翌日に開催されたジュニア26には塩アが出走。
イギリスのジャック・カーシー、フランスのニコラ・バリー、ドイツのドミニク・オズワルド等、近年では16歳(カデットカテゴリー)ながらも世界選手権に参戦し、トップ選手と互角の走りを見せるケースも珍しく無い。今年も14名の選手の中、塩アを含む5名が16歳での出走となった。
やはり経験の不足は否めない。ワールドユースゲームには4度の出走経験のある塩アも、緊張感の漂う世界選手権の舞台に圧倒され、本来の実力を発揮できずにいた。他16歳の選手達も苦戦する中、同じく16歳、フランスのノア・コルドナが2位に入るという健闘を見せた。
彼自身の実力はもちろんであるが、それをいかんなく発揮できるのは多くの先達の経験をたくさん取り込める事や、ワールドカップに参加してきた経験があればこそであろう。
塩アの結果は14位であったが、ラップを重ねるごとに点数を減らして3ラップめには14点。中堅の選手の1ラップ目の成績と同等の点数まで詰める事が出来た。
己を知り、セクションの攻略法を学べば十分に世界で戦えるポテンシャルがある。そう確信できる結果と言える。
ユースゲームで顔を合わせた各国の選手達からは、「トムは来てるか?」「トムはどこにいる?」と声をかけられる機会が多い。
彼の人柄もあるが、ライディングを評価されてこその事であろう。
今後の躍進が楽しみな選手の一人である。
明けて翌日、エリート20の決勝。朝から降り続いた雨で完全なウェットコンディションの中、競技がスタート。
今年から予選通過6名を2組に分けて、3名をグループとしてセクションをひとつずつ回っていくというシステムが採用された。
第1組が競技を終了し、寺井を含む第2組がスタート。それまでは止んでいた雨が競技中盤から激しく降り出し、第2組にとっては不利とも言える状況となった。
それでも、第2組で走ったスペインのムスティエレスが優勝しているので、状況を言い訳には出来ない。もちろん、寺井本人にもそんなつもりは無いであろう。
もしコンディションが違っても、これ以上の成績は望めなかったであろう。そう思わせるライディングであった。これまでの世界選手権を走った中の、最良の走りであった。
これで5位という成績が残せないのなら、身体能力で欧米の選手に劣る日本人には何のチャンスも無いと、そう思えるに十分な走りであった。

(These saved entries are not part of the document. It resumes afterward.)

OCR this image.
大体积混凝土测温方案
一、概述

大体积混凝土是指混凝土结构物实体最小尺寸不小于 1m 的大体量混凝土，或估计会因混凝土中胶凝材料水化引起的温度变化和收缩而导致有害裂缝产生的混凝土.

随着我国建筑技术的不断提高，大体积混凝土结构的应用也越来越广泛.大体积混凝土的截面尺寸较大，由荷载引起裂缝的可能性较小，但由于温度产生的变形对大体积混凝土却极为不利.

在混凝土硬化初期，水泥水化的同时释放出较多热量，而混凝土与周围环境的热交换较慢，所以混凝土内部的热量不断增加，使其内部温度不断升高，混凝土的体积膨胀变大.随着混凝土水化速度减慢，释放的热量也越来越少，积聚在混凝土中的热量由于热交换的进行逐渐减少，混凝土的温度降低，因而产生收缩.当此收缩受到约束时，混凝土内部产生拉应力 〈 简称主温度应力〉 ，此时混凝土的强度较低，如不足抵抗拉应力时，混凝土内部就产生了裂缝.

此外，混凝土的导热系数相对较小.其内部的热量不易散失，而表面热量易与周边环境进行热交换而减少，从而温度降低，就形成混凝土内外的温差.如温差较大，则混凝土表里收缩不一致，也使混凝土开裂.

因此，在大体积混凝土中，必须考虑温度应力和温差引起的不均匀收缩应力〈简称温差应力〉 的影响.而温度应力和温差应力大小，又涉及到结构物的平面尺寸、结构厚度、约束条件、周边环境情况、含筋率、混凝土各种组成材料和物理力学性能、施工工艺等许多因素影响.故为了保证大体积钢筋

リザルトを振り返れば、ジュニアから上がりたてのライダーやこれまで名前を見かけなかった新興国のライダーが上位に名を連ねる。
技術はさらに磨かれてセクションの難易度も上がるであろう。
同等やそれ以上の日本人選手の活躍の為には、一層の努力と精進が必要になることは明らかである。何も変える事ができなければ、もう日本人選手が決勝を走る事は無いと予想される現況において、我々が進むべき確かな道標となる遠征であったと思う。
選手達と、彼らを現地で支えた同輩と家族に最高の賛辞を、そして今日までの彼らを育てた全ての環境に、それはもちろんひとりひとりの選手や愛好家、関係者の皆様に心からの御礼を申し上げてこの遠征記をしめくくろうと思います。